Представим себе человека, которому нужно приглядеться к чему-то вдали, когда солнце стоит прямо над горизонтом, а возможности воспользоваться руками нет. Он не сможет ничего сделать. Слепящая боль тотчас вынудит его закрыть глаза, если только ему на помощь не придет чья-нибудь рука и не затенит их. В начале жизни человек, ребенок, зависит от материнской и отцовской «руки помощи», в прямом и переносном смысле. Но постепенно он учится пользоваться собственными руками и затенять глаза сам. Чему же он учится? Защитному жесту. Со временем он осваивает все больше таких заслоняющих, затеняющих жестов, внешних и внутренних; иными словами, постепенно ему придется выработать привычку разными способами ослаблять бодрствование, т. е. в каком-то смысле включать в дневное сознание элементы сна. Но в отличие от «больничного» ребенка, вынужденного закрываться слишком рано, а потому совершенно неправильно, человек, растущий в здоровой обстановке, разовьет в себе инстинктоподобные, мягкие «силы антипатии», не мешающие, а помогающие развитию его личности. По мере того как это происходит, страх проявляет свою полезную сторону — становится жизненным наставником. Он побуждает нас укрощать наши волевые силы и направлять их на какие-то цели, наводить порядок в потоке чувственных впечатлений, обдумывать наши действия. «Страх всегда может привести к новому шагу в обучении. По сути, любой страх, даже любая боязнь — предвестники новых познаний» (Глёклер[72]) и, добавлю от себя, очередного шага к обретению внутренней уверенности. При этом страх не просто подавляется или выключается, а «обуздывается». Чуткий, тактичный человек, одновременно уверенный в своих суждениях и поступках, как бы заключает со страхом договор. Он говорит страху: «Ты отступишь и поможешь мне тоньше понимать вещи. А за это я предоставлю тебе какое-то пространство».
То, что мы называем чуткостью, есть «затененная» форма провоцирующей страх «душевной раны» (по определению Штайнера).

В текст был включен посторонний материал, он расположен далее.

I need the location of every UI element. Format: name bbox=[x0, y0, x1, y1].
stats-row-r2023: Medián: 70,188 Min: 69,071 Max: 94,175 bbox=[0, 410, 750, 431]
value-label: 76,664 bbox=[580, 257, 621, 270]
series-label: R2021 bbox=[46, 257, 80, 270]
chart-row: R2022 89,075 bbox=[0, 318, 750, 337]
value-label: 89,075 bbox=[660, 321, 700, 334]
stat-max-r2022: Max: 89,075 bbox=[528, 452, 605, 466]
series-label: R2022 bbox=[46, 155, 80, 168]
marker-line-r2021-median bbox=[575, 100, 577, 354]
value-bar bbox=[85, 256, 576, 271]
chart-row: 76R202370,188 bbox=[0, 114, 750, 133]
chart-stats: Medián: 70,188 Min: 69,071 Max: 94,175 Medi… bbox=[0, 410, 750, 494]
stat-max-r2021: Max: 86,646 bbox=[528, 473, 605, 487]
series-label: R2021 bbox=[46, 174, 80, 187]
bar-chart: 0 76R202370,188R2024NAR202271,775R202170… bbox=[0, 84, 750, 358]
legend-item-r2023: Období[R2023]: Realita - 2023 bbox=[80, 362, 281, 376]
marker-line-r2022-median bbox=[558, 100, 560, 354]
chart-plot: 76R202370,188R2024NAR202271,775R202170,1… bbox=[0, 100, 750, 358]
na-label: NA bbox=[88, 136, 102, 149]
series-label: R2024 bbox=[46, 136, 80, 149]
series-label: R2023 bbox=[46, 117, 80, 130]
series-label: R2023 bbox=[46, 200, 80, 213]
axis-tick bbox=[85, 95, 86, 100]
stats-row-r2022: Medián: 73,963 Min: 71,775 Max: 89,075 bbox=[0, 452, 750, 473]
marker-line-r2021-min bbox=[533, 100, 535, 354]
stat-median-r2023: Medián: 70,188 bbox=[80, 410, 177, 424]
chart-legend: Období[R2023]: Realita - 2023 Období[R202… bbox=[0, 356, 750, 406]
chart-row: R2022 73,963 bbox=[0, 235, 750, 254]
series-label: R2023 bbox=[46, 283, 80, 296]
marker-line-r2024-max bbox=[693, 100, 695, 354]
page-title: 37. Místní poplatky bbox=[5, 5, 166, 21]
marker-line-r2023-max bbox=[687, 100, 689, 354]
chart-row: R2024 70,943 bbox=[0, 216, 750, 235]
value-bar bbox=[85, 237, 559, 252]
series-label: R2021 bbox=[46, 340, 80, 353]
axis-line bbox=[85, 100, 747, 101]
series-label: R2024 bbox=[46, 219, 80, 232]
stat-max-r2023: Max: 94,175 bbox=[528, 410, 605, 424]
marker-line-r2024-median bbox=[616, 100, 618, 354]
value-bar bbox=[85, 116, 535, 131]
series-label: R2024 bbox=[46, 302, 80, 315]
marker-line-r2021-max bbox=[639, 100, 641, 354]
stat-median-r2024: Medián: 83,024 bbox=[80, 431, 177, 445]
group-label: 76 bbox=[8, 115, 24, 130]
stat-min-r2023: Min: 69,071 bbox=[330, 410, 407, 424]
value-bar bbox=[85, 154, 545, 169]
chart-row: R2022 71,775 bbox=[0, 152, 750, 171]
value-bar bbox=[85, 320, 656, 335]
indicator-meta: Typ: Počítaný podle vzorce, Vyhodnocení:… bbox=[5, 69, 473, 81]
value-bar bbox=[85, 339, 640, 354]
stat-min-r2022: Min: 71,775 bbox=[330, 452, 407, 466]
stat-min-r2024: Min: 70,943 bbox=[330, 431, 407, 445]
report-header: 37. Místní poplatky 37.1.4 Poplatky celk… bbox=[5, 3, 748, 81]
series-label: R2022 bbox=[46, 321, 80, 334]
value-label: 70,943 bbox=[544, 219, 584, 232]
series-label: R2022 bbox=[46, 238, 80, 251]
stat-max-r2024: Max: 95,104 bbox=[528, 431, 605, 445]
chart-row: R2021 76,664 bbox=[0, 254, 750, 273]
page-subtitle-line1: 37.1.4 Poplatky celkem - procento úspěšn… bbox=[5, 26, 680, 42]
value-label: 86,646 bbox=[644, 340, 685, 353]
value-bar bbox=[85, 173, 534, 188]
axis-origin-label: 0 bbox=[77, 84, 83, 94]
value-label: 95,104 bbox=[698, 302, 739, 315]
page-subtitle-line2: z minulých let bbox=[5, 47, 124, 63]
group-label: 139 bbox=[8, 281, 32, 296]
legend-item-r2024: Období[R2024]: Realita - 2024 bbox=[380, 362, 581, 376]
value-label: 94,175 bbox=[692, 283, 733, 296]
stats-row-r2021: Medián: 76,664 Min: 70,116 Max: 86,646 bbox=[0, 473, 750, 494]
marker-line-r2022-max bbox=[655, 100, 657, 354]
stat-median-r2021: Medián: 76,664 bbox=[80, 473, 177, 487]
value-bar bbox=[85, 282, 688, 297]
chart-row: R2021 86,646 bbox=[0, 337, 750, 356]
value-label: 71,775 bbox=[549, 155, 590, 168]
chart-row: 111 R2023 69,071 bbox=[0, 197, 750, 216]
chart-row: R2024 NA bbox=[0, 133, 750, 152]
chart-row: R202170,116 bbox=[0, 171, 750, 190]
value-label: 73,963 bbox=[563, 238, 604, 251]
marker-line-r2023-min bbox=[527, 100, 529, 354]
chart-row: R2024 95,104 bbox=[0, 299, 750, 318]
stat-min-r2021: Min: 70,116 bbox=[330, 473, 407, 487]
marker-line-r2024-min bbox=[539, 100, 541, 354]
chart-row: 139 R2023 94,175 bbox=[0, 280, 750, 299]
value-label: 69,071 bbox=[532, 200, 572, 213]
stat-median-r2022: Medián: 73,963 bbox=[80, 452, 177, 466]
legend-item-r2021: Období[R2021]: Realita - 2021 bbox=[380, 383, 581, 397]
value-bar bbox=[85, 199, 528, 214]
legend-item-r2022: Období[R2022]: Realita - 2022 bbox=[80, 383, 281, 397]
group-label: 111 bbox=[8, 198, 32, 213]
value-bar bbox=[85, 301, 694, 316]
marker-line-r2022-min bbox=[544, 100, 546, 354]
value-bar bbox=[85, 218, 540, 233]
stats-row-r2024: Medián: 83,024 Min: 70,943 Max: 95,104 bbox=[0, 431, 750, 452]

То, что мы называем чувством справедливости или ощущением своего и чужого человеческого достоинства, есть «затененная» форма того, что в «сыром» виде проявляется как крайняя обидчивость, чрезвычайная душевная ранимость. Страх претворяется в социальные способности, создает предпосылки для использования опыта наших собственных страданий — в данном случае от оскорбительного вмешательства — в общении с другими людьми.
То, что мы называем нежностью, есть «затененная» форма боязни соприкосновения, нарушения контакта, ведущего к одиночеству.
Подобных примеров, связанных с трансформированным страхом, немало. Почему такие превращения возможны? Если б бодрствующее сознание подчинялось лишь собственной динамике, то ранимость бы разрослась безмерно и повсеместно. Но оно апеллирует к душевным способностям, проистекающим из сна. «Спокойствие», «трезвость», «хладнокровие» (в корне отличное от равнодушного отношения к миру, навеянного страхом), «осторожность» и т. д. — эти понятия с разных сторон освещают силу, которую необходимо использовать при угрозе «разрыва» в состоянии бодрствования, чтобы, с одной стороны, сохранить здравомыслие и, с другой, «настроиться на уверенность в собственной дееспособности, которая… показывает, что в общем и целом конкретные варианты отношений нам по плечу» (Хиклин[73]). Итак, мы видим: требуется привлечь что-то, благодаря чему появится оппозиция экстравертной (обнажающей) тенденции процесса пробуждения, слегка отодвигающая нас назад, в направлении сонного сознания (прикрытия), — не слишком далеко, однако достаточно для того, чтобы при всем сочувствии и участии сохранялась четкая дистанция относительно вещей и событий.